The model is basically completely outsourcing this process in exchange for a fee for the management of this system. We offer clinics with previously existing pharmacies to buy their inventory at cost, taking the job of evaluating the expiration dates and the integrity of the drugs, we do the operation, lightening the costs in human resources, we offer them lower fares because the volume that we buy is much larger and our negotiations with laboratories give us better costs and we have signed a service agreement where standards of availability of medicines, care and pharmaceutical services are established.
What is sought is that they do not have to worry about that operation. It is a system that is in the hands of an expert. The idea is to keep growing and evolving in this model.
Looking at your aggressive business, growth and expansion strategy in Colombia and given that we publish in the United States, do you have any kind of partnership or cooperation agreement or are you planning on partnering locally with any US entity? Do you intend to enter the US market?
Not yet. The strategy of Cruz Verde Chile has been expanding in Latin America. In addition to Colombia, it made an acquisition in Costa Rica and we are in search of business in Peru.
Cruz Verde Chile is a financially solid, diversified group with developed specific weight. We have, besides the shops and drugstores, a laboratory, an oncology unit, a real estate unit to develop street centers and financial business that is the financing credit card for users.

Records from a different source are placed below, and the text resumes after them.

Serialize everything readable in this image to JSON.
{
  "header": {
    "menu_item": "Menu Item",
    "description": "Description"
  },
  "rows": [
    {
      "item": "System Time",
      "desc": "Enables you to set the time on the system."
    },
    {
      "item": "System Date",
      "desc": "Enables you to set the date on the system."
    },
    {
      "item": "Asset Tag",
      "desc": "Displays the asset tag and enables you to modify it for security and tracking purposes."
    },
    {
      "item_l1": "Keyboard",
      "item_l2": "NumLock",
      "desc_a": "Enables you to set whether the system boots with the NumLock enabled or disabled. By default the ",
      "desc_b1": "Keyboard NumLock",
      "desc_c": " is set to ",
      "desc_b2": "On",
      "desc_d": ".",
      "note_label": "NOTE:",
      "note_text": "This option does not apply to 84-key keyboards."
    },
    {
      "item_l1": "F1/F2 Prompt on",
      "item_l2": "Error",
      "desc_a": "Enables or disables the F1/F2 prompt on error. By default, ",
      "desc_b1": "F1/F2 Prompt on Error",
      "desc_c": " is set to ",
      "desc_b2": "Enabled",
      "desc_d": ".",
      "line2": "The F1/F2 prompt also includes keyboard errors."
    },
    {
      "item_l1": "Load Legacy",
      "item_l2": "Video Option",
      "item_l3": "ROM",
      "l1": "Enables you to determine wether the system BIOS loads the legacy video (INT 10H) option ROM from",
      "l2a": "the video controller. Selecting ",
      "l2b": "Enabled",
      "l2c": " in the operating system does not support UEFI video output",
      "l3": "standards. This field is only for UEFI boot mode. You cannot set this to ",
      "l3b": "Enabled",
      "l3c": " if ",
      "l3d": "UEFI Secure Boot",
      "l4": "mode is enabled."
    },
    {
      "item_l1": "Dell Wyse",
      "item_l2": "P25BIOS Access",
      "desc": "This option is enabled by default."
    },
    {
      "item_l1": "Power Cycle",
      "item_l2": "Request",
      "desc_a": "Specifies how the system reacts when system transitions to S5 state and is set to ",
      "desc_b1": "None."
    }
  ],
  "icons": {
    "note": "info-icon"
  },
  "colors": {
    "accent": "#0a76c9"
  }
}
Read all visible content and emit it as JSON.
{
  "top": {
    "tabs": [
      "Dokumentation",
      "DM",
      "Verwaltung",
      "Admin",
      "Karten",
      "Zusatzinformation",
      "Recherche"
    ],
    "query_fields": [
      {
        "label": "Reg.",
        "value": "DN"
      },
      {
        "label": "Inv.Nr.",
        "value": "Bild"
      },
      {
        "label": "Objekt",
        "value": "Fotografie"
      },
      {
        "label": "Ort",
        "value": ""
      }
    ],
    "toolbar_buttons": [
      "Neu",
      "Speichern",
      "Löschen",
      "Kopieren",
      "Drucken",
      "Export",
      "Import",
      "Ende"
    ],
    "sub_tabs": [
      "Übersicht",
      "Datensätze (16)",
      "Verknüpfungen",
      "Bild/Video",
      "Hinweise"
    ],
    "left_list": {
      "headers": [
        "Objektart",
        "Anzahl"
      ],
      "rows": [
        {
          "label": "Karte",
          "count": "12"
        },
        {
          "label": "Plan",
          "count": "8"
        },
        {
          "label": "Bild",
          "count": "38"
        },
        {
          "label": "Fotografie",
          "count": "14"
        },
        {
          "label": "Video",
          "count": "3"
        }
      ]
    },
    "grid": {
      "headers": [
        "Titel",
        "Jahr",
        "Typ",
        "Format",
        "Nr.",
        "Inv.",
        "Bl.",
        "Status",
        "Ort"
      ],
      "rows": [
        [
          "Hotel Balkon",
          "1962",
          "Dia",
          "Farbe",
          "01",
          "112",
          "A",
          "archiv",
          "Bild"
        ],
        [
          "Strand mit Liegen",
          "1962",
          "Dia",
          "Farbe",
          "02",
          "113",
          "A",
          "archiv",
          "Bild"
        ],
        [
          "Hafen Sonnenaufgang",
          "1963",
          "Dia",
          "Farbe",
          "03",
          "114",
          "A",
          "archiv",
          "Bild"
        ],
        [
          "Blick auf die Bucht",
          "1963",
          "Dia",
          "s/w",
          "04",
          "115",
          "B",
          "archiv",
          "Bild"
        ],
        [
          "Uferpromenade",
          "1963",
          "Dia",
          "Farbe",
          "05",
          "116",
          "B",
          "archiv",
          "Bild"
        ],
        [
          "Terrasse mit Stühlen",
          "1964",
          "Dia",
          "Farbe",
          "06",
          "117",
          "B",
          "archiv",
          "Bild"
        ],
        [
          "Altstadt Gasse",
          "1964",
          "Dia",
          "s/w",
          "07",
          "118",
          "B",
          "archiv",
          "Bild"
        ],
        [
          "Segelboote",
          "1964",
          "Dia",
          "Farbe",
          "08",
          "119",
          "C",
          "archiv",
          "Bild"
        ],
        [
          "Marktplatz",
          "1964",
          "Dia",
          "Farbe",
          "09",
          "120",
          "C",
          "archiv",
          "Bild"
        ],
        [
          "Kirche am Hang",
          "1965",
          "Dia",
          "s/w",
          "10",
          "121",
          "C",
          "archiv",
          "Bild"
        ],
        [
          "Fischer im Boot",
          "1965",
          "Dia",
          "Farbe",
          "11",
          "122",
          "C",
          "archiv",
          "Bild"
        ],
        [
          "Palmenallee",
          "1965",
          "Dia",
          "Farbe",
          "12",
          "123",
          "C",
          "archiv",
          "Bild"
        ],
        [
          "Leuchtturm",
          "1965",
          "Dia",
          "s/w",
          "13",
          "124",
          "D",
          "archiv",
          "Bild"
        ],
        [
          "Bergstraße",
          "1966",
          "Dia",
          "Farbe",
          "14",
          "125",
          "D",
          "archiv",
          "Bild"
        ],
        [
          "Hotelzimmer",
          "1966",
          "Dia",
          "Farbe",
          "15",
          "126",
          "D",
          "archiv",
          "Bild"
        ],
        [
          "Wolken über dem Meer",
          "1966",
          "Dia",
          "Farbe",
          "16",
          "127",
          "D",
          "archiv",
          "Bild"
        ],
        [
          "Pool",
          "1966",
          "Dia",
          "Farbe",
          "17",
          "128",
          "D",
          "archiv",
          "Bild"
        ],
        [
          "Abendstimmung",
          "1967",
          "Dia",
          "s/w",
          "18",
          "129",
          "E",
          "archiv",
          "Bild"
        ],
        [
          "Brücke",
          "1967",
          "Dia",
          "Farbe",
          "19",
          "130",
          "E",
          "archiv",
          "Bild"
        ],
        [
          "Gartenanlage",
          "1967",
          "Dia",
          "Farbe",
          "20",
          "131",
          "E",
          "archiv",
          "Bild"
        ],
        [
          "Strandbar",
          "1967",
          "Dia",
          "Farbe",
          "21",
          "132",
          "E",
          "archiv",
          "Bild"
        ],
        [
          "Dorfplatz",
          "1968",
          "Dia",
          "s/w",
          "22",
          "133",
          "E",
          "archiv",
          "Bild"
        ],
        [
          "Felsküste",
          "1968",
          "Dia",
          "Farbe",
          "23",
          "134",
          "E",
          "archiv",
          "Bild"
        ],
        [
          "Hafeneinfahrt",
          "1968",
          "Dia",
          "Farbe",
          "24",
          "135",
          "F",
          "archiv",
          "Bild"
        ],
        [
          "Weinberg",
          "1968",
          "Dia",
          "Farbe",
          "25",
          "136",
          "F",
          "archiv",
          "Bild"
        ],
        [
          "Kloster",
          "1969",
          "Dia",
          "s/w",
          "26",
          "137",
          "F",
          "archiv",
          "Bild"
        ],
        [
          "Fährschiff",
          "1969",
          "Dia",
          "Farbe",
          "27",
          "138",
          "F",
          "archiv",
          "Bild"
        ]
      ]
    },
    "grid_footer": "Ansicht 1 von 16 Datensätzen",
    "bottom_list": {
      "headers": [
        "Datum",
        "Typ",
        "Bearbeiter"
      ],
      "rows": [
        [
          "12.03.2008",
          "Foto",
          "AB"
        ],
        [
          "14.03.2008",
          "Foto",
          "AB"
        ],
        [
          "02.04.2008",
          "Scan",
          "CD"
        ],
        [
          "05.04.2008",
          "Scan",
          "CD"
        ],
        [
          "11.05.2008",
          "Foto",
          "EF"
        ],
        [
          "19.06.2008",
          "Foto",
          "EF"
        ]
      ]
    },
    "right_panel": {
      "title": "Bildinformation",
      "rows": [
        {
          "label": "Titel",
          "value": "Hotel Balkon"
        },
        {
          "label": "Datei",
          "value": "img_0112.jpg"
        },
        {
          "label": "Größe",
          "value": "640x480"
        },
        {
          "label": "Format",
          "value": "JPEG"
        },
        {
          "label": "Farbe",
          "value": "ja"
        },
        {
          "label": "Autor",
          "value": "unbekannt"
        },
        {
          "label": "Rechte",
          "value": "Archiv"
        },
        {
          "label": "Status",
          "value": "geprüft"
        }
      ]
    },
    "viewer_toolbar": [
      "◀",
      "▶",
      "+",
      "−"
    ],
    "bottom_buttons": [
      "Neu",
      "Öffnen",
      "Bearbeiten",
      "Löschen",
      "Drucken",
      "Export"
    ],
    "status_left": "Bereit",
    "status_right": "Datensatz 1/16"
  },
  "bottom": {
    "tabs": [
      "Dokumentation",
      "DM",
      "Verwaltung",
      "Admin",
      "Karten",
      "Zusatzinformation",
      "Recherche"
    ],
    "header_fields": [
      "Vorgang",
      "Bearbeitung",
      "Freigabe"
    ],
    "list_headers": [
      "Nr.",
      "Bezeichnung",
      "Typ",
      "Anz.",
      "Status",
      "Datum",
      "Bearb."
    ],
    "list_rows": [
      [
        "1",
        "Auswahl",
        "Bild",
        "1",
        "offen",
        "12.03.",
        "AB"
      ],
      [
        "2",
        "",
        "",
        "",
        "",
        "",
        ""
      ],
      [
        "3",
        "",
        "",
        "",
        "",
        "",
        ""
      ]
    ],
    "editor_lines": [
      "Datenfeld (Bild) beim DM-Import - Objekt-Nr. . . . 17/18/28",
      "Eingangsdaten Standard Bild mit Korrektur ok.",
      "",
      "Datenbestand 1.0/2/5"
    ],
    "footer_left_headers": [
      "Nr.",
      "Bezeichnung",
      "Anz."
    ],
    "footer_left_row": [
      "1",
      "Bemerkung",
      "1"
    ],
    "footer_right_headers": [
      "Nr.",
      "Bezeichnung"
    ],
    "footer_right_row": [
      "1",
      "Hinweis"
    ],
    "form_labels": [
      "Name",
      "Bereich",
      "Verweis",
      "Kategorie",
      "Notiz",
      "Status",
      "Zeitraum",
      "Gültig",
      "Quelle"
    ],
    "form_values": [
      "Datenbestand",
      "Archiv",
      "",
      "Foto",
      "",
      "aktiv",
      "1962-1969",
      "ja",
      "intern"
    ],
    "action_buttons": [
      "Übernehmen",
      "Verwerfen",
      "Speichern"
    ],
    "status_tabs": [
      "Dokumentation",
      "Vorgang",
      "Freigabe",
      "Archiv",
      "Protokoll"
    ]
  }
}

Usually it is well integrated and consolidated as a group in Chile, and it has enough cash to go shopping in the region. There has been no need for another player, financially or strategically.
Still, we do not know what might happen in the future.
Given your professional experience and all the countries where you have been living, what do you think is the added value you can bring to the management of Cruz Verde?
I do not come from the pharmaceutical sector, I am a mechanical engineer. The main contribution that I can make as a professional is the management skills I have developed in these last 20 years in different countries and businesses.
I have worked in consumer companies, in multinational companies, in Multilatinas, in companies with a large presence in the country. I have been fortunate to be in different countries, cultures, organizations.
I’ve been in different areas of business such as marketing, logistics and I have been general manager of another company. I think that’s what the organization was looking for, they wanted someone with management skills besides the specific experience in the sector.
People have appreciated that I could give a clear vision of where we want to go and the possibility of expansion we are having.
In addition I have friends, acquaintances in management positions in other companies in the country and that has helped to weave important growth networks for the company.
I think those are the contributions I make and I hope to make to the company.
Finally, which of Colombia’s advantages would you like to highlight to our readers?
I think this is a country with a great future. Despite having the karma of living in civil war for 50 years or more, it has managed to have a stable economy with future projection.
We have a consolidated vision of the country that, after having been supported by several governments, it makes us have more clarity than other economies that kept changing and cannot give clarity to foreign investors.
I believe that with the signing of peace and the alliances that we are forging we will overcome many of the problems and obstacles that we must overcome to continue developing.
The only issue of concern is the tax issue for companies and investors. In the case of Cruz Verde Colombia, we always have to explain in Chile why we pay so many taxes.
Income on the profit margin is 70% and this can begin to scare away future investors. The Minister of Finance and Public Credit, Mauricio Cardenas Santamaria, has the task of making a comprehensive tax reform to decrease the tax burden on the employer.